Spürbar stark erhitzt wird der Avon dann schon weich, neigt zum Graining und zeigt dem Fahrer damit, dass er es doch mit einem Straßenreifen zu tun hat.
Zurück in Deutschland konnten wir es uns nicht nehmen lassen, bei herbstlichen Temperaturen kurzerhand die nahe gelegene Kartbahn als Nassparcours zu nutzen.
Hier treffen nun zwei Gegebenheiten aufeinander, welche der Avon 3D Supersport eigentlich so gar nicht mögen sollte: #kaltundnass
Die Warmlaufphase, welche er benötigt, dauert jetzt schon etwas länger und das Gefühl für das Haftungslimit des Vorderrads ist ein wenig intransparent. Aber für einen (Hyper-)Sportreifen ist die Nasshaftung allgemein auf einem hohen Niveau. Somit lässt auch einsetzender Regen den flotten Ritt nicht zum Desaster werden.
Hier lässt er zwar ein paar Federn, aber das ist bei der sonst durchweg guten Performance verkraftbar.
Fazit:
Really well done! Wir haben insgesamt 1.950 km mit dem Avon 3D Supersport auf unserer 890 Duke abgespult.
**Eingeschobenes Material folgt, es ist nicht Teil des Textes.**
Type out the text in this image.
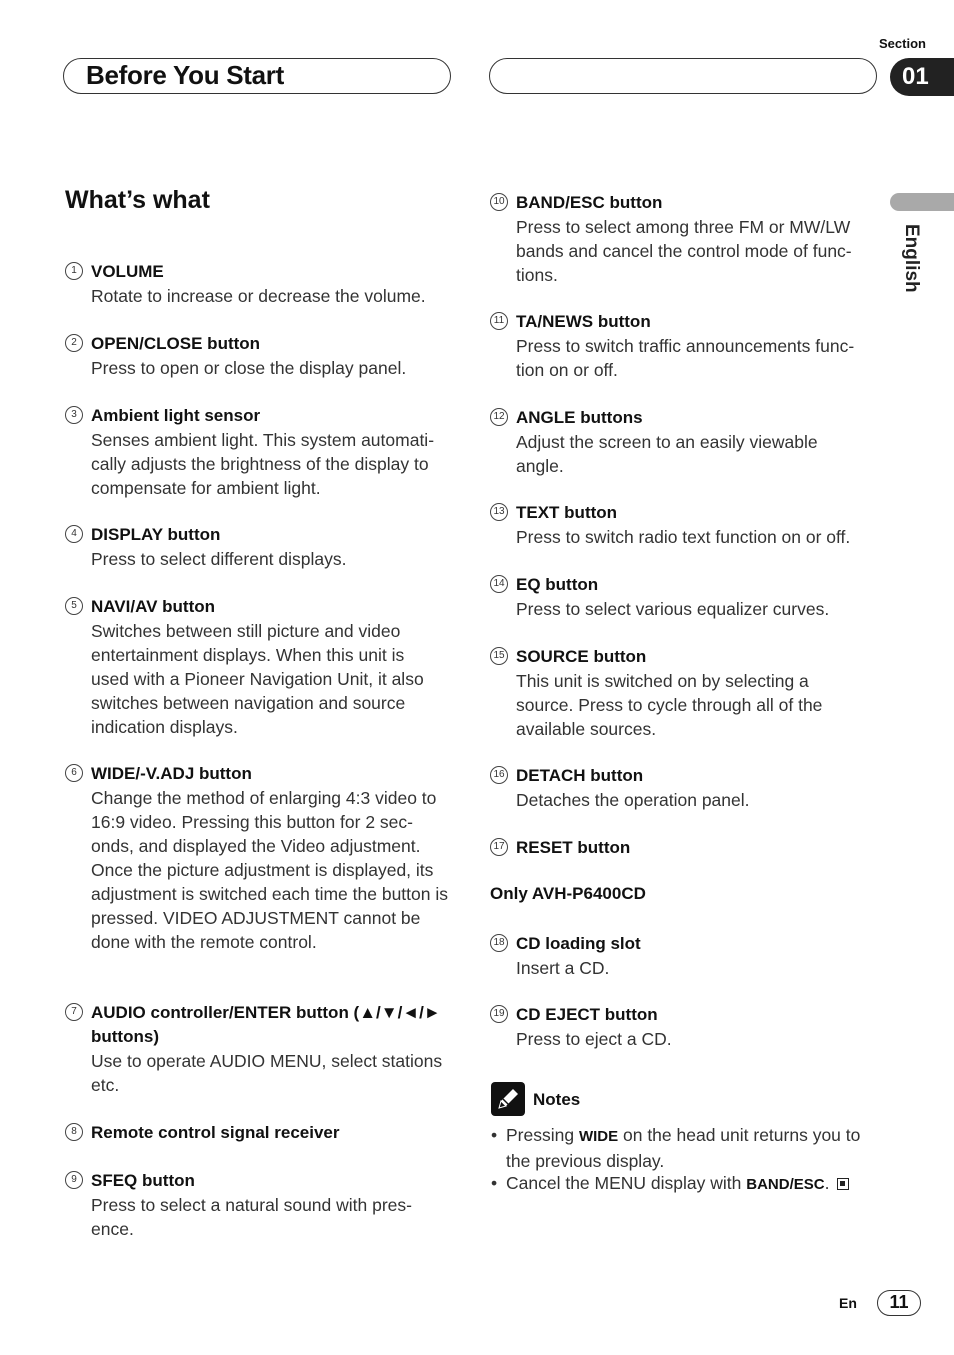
Section
Before You Start	01
English
What’s what
1 VOLUME
Rotate to increase or decrease the volume.
2 OPEN/CLOSE button
Press to open or close the display panel.
3 Ambient light sensor
Senses ambient light. This system automati-cally adjusts the brightness of the display to compensate for ambient light.
4 DISPLAY button
Press to select different displays.
5 NAVI/AV button
Switches between still picture and video entertainment displays. When this unit is used with a Pioneer Navigation Unit, it also switches between navigation and source indication displays.
6 WIDE/-V.ADJ button
Change the method of enlarging 4:3 video to 16:9 video. Pressing this button for 2 sec-onds, and displayed the Video adjustment. Once the picture adjustment is displayed, its adjustment is switched each time the button is pressed. VIDEO ADJUSTMENT cannot be done with the remote control.
7 AUDIO controller/ENTER button (▲/▼/◄/► buttons)
Use to operate AUDIO MENU, select stations etc.
8 Remote control signal receiver
9 SFEQ button
Press to select a natural sound with pres-ence.
10 BAND/ESC button
Press to select among three FM or MW/LW bands and cancel the control mode of func-tions.
11 TA/NEWS button
Press to switch traffic announcements func-tion on or off.
12 ANGLE buttons
Adjust the screen to an easily viewable angle.
13 TEXT button
Press to switch radio text function on or off.
14 EQ button
Press to select various equalizer curves.
15 SOURCE button
This unit is switched on by selecting a source. Press to cycle through all of the available sources.
16 DETACH button
Detaches the operation panel.
17 RESET button
Only AVH-P6400CD
18 CD loading slot
Insert a CD.
19 CD EJECT button
Press to eject a CD.
Notes
• Pressing WIDE on the head unit returns you to the previous display.
• Cancel the MENU display with BAND/ESC.
En	11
Der auf Dual-Compound-Silica-Basis aufgebaute Reifen hält, was Avon verspricht.
Er übertrifft manch eine Erwartung und hält die 116 Pferde lässig im Zaun. Gerade in Bezug auf die Verschleißhaltbarkeit ist nach dieser Distanz – Restprofil vorne 2,7 mm (neu: 3,9 mm) und hinten 2,8 mm (neu: 5,2 mm) – davon auszugehen, dass der Avon das gleiche Programm noch einmal mitmacht.
Ein in diesem Segment des Öfteren auftretendes Phänomen ist, dass der Verschleiß nicht nur das Profil betrifft, sondern vielmehr die gesamte Performance eines Reifens überproportional abbaut. Positiv hervorzuheben ist, dass dies mit dem 3D Supersport bis zum Testende nicht passiert ist.
Die Mischungen passen auch für unseren Einsatzzweck sehr gut zur Haltbarkeit. Der 3D Supersport performt auf einem wirklich guten Level, hat Grip bis zur Kante und ist dabei überaus berechenbar.
Im kroatischen Temperaturfenster von 17 bis 24 Grad fühlte sich der Reifen wohler als bei deutschen 10 Grad und Regen.
Aber bei der zu erwartenden Laufleistung wird er bei vielen Mid-Size-Motorrädern bestimmt bis zum Herbst halten und auch solche Bedingungen managt er gut. Laut Avon rangiert der 3D Supersport zwar im Hypersportreifen-Segment, gehört aber vom Verhalten her eher genau zwischen Sport und Hypersport.
Ob es Zeit wäre, eine neue Klasse zu erfinden? Der Spagat zwischen lockerem bis straffsportlichem Landstraßenauftritt und dem Hobbyracing auf dem Trackday gelingt dem 3D Supersport wirklich gut.
Der Avon ist ein prima Gummi, welchen vielleicht nicht jeder sofort auf dem Radar hat.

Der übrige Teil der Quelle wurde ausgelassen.